According to several neighbors, Nash lives with his wife and two children in an A-frame shingle house in front of the garage that housed the drug lab. A woman who left the home for a brief errand Monday afternoon said she couldn’t speak because she had to pick up something for her son. A man who could be seen inside the home refused to answer the door.

Next-door neighbor James Newberry, 78, who said he sold Nash some property near Redding four years ago, described him as a neighborly and helpful family man who works as a carpenter and does not approve of drugs.


Coincidentally, an ordinance drafted several weeks ago that would attempt to make landlords more responsible for drug-related activities on their rental properties will be considered by the City Council tonight.

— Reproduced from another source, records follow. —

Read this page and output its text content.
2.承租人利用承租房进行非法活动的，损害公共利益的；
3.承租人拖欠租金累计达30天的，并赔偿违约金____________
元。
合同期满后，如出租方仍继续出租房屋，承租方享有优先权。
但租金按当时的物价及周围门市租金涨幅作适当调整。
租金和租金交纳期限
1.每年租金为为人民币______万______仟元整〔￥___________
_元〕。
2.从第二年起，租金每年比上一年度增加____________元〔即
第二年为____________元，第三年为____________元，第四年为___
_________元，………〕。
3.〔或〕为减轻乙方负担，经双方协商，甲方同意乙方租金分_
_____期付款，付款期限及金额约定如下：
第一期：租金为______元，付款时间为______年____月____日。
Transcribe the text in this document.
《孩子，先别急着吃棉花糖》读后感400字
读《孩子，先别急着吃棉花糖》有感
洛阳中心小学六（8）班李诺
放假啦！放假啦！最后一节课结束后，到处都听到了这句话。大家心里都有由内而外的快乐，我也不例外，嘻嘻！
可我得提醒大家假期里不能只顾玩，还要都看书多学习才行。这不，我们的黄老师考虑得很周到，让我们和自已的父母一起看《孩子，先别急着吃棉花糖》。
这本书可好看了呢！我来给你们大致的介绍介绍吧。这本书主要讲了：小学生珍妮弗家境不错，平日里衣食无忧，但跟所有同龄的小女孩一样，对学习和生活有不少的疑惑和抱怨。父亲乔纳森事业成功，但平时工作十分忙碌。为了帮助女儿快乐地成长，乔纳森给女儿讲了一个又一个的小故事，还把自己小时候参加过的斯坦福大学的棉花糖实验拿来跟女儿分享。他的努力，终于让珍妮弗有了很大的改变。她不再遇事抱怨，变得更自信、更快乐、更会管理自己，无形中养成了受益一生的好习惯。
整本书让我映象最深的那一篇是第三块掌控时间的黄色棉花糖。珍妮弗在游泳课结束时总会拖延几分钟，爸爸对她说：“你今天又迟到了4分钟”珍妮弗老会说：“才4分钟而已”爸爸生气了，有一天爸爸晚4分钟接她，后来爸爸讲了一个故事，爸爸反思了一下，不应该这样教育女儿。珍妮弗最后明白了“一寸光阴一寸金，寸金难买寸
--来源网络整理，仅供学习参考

Under the ordinance, landlords would be required to take action against tenants who city officials have reason to believe are engaged in the manufacture, storage or distribution of illegal drugs. Any landlord who refused to take action to stop the activity could be charged with a misdemeanor, assistant City Atty. Robert Owen said.

Nancy McKee, coordinator of Lawndale’s Neighborhood Watch Program, said she expects the new law to be an effective tool in helping to eradicate drug activity from the city. But, she added, residents also need to take more responsibility for what goes on in their neighborhoods.

“Maybe if the neighbors had gotten to know each other a little more, there might have been a small chance that somebody would have noticed what was going on right there,” McKee said. “But I have a funny feeling we’re going to have real good participation on that block now.”